Une fois encore, Janis Otsiemi nous entraîne à Libreville pour une immersion en eaux troubles dans la capitale du Gabon.
"Fondée en 1849, la ville de Libreville doit son nom aux esclaves libérés du navire négrier L'Éliza. D'abord établie tout le long de la côte autour du Fort d'Aumale, la ville s'est peu à peu étendue sur le continent."
"La ville de Libreville n'était plus ce qu'elle était autrefois. Bon nombre de ses quartiers étaient devenus de véritables
banditoustans3 où aucun policier ne s'aventurait à la nuit tombée.
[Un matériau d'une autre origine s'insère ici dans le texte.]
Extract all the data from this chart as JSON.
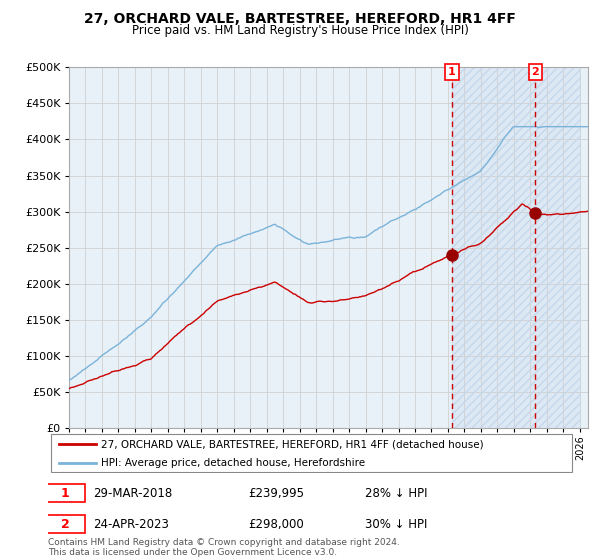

Conséquence, la criminalité avait augmenté : braquages à main armée, vols à l'étalage, viols... Et on n'avait pas besoin d'avoir un long Bic4 pour en comprendre les causes : pauvreté, chômage, travail précaire, drogue..."
3 Quartier réputé pour ses bandits à la nuit tombée.
4 Avoir fait des études universitaires.

Après les meurtres de prostituées dans Le chasseur de lucioles, voilà le capitaine Koumba et son adjoint Jacques Owoula obligés de mener plusieurs enquêtes à la fois : un ministre qui s'est fait voler son chéquier grâce auquel quatre millions de francs CFA ont déjà disparu de son compte ; les suicides de deux lycéennes dont les vidéos en petite tenue (ou sans tenue du tout) circulent sur Internet ; une femme avec son bébé dans les bras fauchée sur un grand boulevard par un chauffard en délit de fuite... De quoi s'occuper à plein temps !

Du côté de la gendarmerie, on retrouve l'autre duo, le lieutenant Boukinda et son coéquipier Hervé Envame, confrontés pour leur part à la découverte du corps d'un journaliste d'investigation sur une plage de Libreville, noyé certes mais pas seulement, parce qu'il avait un gros trou dans la gorge fait par une arme à feu et deux doigts de la main gauche coupés.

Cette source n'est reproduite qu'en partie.